9 Sean Corfield // Feb 11, 2008 at 8:04 AM
That shows the "new" scripting languages are all growing compared to Perl and that Python, Ruby and Groovy are all outstripping PHP in terms of growth, with a huge spurt of Groovy/Grails popularity recently. Again, no surprises there. The "new kids" are still growing into their market - because they're new.
10 Sean Corfield // Feb 11, 2008 at 8:05 AM
That shows that Perl is still far, far, more popular than the other scripting languages, even PHP. Again, no surprises - Perl is a mature, stable technology.
11 Sean Corfield // Feb 11, 2008 at 8:06 AM
seancorfield on AIM/Gtalk(@gmail.com)/MSN(@hotmail.com)/Skype/YIM
12 Maxim Porges // Feb 11, 2008 at 6:32 PM
I've been pretty impressed by what I've seen out of the Rails community. Ruby's syntax is definitely "take it or leave it", although I must say I like the terseness and flexibility of the language.
I was a little sad when LeGros's foray in to Grails didn't pan out the way we had hoped, since the learning curve would have been shorter for our web team to pick up than it will be for Ruby (after all, we're primarily a Java shop).
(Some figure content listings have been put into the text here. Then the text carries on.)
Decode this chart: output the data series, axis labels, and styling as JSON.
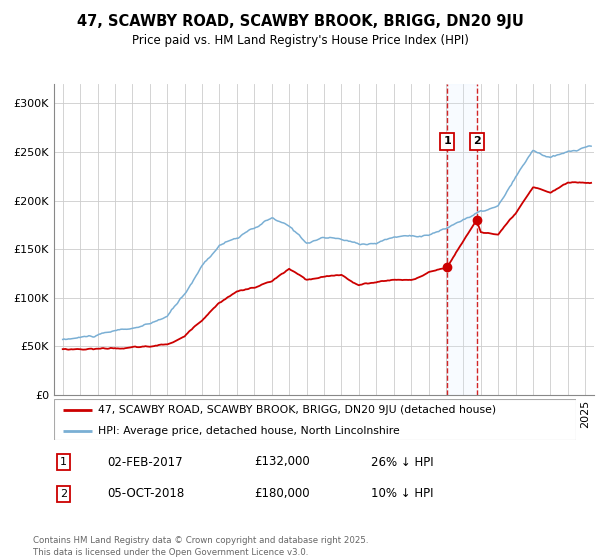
{
  "title": "47, SCAWBY ROAD, SCAWBY BROOK, BRIGG, DN20 9JU",
  "subtitle": "Price paid vs. HM Land Registry's House Price Index (HPI)",
  "legend_label_red": "47, SCAWBY ROAD, SCAWBY BROOK, BRIGG, DN20 9JU (detached house)",
  "legend_label_blue": "HPI: Average price, detached house, North Lincolnshire",
  "footer": "Contains HM Land Registry data © Crown copyright and database right 2025.\nThis data is licensed under the Open Government Licence v3.0.",
  "transaction1_date": "02-FEB-2017",
  "transaction1_price": "£132,000",
  "transaction1_hpi": "26% ↓ HPI",
  "transaction2_date": "05-OCT-2018",
  "transaction2_price": "£180,000",
  "transaction2_hpi": "10% ↓ HPI",
  "red_color": "#cc0000",
  "blue_color": "#7aafd4",
  "shade_color": "#ddeeff",
  "ylim": [
    0,
    320000
  ],
  "yticks": [
    0,
    50000,
    100000,
    150000,
    200000,
    250000,
    300000
  ],
  "xlim_start": 1994.5,
  "xlim_end": 2025.5,
  "transaction1_x": 2017.085,
  "transaction2_x": 2018.756,
  "transaction1_y": 132000,
  "transaction2_y": 180000,
  "hpi_keypoints_years": [
    1995,
    1996,
    1997,
    1998,
    1999,
    2000,
    2001,
    2002,
    2003,
    2004,
    2005,
    2006,
    2007,
    2008,
    2009,
    2010,
    2011,
    2012,
    2013,
    2014,
    2015,
    2016,
    2017,
    2018,
    2019,
    2020,
    2021,
    2022,
    2023,
    2024,
    2025.3
  ],
  "hpi_keypoints_vals": [
    57000,
    59000,
    61000,
    64000,
    67000,
    70000,
    78000,
    100000,
    130000,
    152000,
    160000,
    168000,
    178000,
    168000,
    152000,
    158000,
    155000,
    150000,
    152000,
    158000,
    160000,
    162000,
    168000,
    178000,
    185000,
    190000,
    218000,
    245000,
    238000,
    242000,
    248000
  ],
  "red_keypoints_years": [
    1995,
    1996,
    1997,
    1998,
    1999,
    2000,
    2001,
    2002,
    2003,
    2004,
    2005,
    2006,
    2007,
    2008,
    2009,
    2010,
    2011,
    2012,
    2013,
    2014,
    2015,
    2016,
    2017.085,
    2018.756,
    2019,
    2020,
    2021,
    2022,
    2023,
    2024,
    2025.3
  ],
  "red_keypoints_vals": [
    47000,
    47500,
    48000,
    49000,
    49500,
    50000,
    52000,
    60000,
    78000,
    97000,
    108000,
    112000,
    118000,
    130000,
    118000,
    120000,
    122000,
    112000,
    115000,
    118000,
    118000,
    125000,
    132000,
    180000,
    168000,
    165000,
    185000,
    210000,
    205000,
    215000,
    215000
  ]
}
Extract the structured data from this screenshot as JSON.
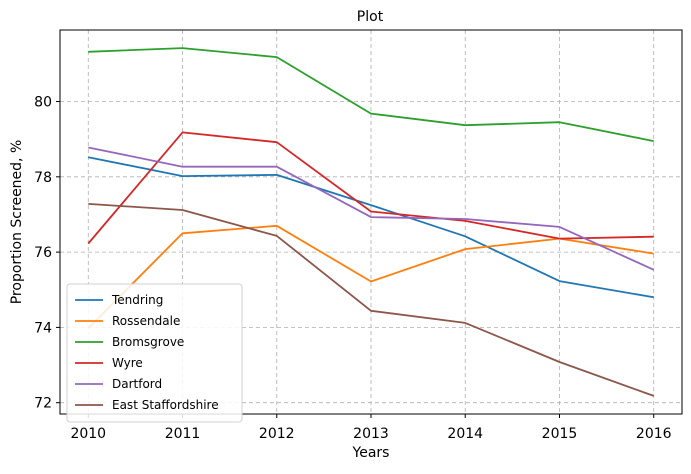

However, having seen the current state of the JRuby implementation I'm certainly not disappointed that we're going to be leaving CF for it.
- max
13 mat // Feb 13, 2008 at 7:15 AM
14 Jason West // Mar 6, 2008 at 8:34 AM
15 Henry Ho // Feb 8, 2009 at 4:58 AM
Are you still considering adding Groovy support?
If so, do you think it will work better, similar, or worse than the CFGroovy project?
Thanks!
16 Sean Corfield // Feb 8, 2009 at 11:32 AM
17 Lus Colorado // Feb 1, 2011 at 8:28 AM
And, ironically, Groovy helps a lot to do OOP, but, like PHP, it is just too easy to write bad code.
Groovy has many advantages and advances, but weak typing is a real turn off.